Last summer, I saw
How To B A Rock Critic,
Jessica Blank and Erik Jensen's play about Lester Bangs,
at the 1700 Theater at Steppenwolf.
I wrote then that I was on the fence about the performance, "somewhere between my gratitude for Blank and Jensen's
commitment to a great writer and my my skepticism about whether music
writing can be fully dramatized." Meanwhile, I'd wondered what Greil Marcus—Bangs's friend and editor—thought of the play. He recently weighed in in his
"Real Life Rock Top 10" column, these days running in
The Village Voice:
A marvelously fast and convincing
one-man play, set in Bangs’s disheveled New York apartment, which the
late critic (1948–82) finds full of people to whom he proceeds to act
out what he does and why.

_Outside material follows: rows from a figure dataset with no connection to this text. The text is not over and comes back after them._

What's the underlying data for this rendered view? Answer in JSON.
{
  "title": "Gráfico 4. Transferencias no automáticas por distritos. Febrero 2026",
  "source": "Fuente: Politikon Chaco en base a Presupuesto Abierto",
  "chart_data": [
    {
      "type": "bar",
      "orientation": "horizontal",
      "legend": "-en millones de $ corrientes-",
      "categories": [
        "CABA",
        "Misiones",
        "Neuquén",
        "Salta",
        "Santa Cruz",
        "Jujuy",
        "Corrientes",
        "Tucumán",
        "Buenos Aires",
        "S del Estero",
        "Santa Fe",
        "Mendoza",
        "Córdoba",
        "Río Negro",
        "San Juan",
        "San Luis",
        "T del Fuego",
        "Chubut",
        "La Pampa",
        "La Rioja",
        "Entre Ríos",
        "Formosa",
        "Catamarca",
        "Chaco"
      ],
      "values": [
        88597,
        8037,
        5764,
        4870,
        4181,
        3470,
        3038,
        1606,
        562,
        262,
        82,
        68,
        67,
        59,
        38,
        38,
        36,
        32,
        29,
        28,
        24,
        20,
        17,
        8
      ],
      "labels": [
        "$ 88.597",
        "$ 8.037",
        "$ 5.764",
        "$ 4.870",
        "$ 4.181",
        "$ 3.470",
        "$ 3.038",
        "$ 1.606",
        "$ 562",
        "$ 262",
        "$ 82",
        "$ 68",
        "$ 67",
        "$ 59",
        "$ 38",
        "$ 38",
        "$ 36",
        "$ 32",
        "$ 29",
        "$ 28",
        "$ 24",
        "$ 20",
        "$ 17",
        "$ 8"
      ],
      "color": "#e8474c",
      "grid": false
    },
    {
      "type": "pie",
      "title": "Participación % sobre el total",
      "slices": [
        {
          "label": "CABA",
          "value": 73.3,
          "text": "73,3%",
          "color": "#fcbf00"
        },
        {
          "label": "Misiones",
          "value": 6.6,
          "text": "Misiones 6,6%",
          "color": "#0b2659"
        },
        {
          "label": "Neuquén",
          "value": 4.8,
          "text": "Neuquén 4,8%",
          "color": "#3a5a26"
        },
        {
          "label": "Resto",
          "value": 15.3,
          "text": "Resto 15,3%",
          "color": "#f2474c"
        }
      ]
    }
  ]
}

The structure is, interestingly, on a parallel
with Springsteen on Broadway—riffing through Bangs’s work as dialogue, instead of stopping to sing a
song as Springsteen does to mark a point in his life, Jensen walks over
to a phonograph, puts on a record, and talks over it. The music
instantly confirms whatever case he’s making: The sound that comes out
is so rich it’s as if you’ve never heard Otis Redding’s “I’ve Been
Loving You Too Long (To Stop Now)” or Van Morrison’s “Cyprus Avenue”
before.
Blank and Jensen get to the heart of
the matter: The play is about Bangs’s struggle to believe that music can
not so much save his soul as allow him, through signal moments of
music, to construct a soul in which he might want to live, and his
struggle to believe that he can pass that truth on to other people. For
Lester, all good music, or all real music, was soul music. It didn’t
matter if it was the nerd soul of White Witch or the heroic soul of Lou
Reed, the doomed soul of Otis Rush or the intellectual soul of Charles
Mingus. Because it was never absolute that what they had, could
he write about it, would truly come to him, his work was full of
longing, revelation, self-mockery, and pain. Jensen gets it all.